Pascal Gagnon qui aurait abattu son ancien partenaire d’affaires en décembre 2017 à Sherbrooke subira son procès devant jury en mars 2020.

Le procès de Pascal Gagnon fixé en mars 2020

Pascal Gagnon qui aurait abattu son ancien partenaire d’affaires en décembre 2017 à Sherbrooke subira son procès devant jury en mars 2020.

Gagnon est accusé du meurtre prémédité d’Érick Lavoie au domicile de la victime sur la rue de Bordeaux, dans le secteur Rock Forest, le 4 décembre 2017.

Le juge Charles Ouellet de la Cour supérieure a fixé, lundi, le procès qui se déroulera à partir du 16 mars 2020.

« La poursuite prévoit trois semaines pour la présentation de la preuve », explique la procureure aux poursuites criminelles, Me Geneviève Crépeau.

C’est le juge Gaétan Dumas de la Cour supérieure qui sera assigné pour présider ce procès devant jury.

L’enquête préliminaire avait été frappée d’une ordonnance de non-publication concernant le contenu des témoignages qui empêche de divulguer tout renseignement relatif à la preuve au dossier.

Gagnon est détenu depuis son arrestation dans cette affaire.
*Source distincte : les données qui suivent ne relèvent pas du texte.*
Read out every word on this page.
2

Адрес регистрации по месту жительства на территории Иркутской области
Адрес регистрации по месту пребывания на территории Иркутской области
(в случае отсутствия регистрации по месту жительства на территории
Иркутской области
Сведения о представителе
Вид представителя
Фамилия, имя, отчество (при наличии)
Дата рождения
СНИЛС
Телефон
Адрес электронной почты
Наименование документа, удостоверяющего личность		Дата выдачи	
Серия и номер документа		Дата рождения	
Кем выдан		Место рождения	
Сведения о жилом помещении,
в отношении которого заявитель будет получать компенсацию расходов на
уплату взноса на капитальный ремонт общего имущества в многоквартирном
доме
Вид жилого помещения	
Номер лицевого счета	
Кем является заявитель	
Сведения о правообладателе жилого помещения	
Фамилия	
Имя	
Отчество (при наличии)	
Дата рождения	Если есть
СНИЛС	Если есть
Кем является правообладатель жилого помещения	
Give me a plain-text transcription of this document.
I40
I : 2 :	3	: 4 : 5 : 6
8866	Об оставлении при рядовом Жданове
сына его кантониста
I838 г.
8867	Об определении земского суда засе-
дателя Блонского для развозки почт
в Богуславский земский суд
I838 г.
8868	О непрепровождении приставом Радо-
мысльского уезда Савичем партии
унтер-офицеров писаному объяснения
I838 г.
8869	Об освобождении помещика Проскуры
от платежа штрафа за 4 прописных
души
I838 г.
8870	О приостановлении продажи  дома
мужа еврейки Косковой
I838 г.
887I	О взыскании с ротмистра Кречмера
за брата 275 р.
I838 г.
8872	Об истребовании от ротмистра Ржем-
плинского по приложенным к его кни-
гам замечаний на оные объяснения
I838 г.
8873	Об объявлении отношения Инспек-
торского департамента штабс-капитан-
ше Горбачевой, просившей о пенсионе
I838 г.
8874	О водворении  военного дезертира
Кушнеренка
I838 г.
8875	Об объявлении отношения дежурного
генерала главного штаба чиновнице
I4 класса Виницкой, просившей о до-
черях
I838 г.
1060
Il n’a pas demandé d’enquête sur remise en liberté.

C’est Me Michèle Lamarre-Leroux de l’aide juridique qui défend l’accusé.

François Asselin remet son dossier

Un autre dossier de meurtre pour des gestes commis à Sherbrooke en 2018 revenait aussi devant le tribunal, lundi.

François Asselin de Trois-Rivières est accusé du meurtre au deuxième degré de François Lefebvre à Sherbrooke.

L’avocate de la défense Me Caroline Monette poursuit son analyse de la preuve dans le dossier.

Elle a obtenu l’autorisation du tribunal de reporter le dossier au 4 septembre prochain.

L’homme de 36 ans a été cité à son procès en février dernier pour le meurtre non prémédité et l’outrage au cadavre de son collègue de travail François Lefebvre. L’accusé ne contestait pas sa citation à procès sur l’un des plus graves chefs d’accusation du Code criminel qui est passible de la prison à vie sans possibilité de libération conditionnelle avant une période minimale de dix ans.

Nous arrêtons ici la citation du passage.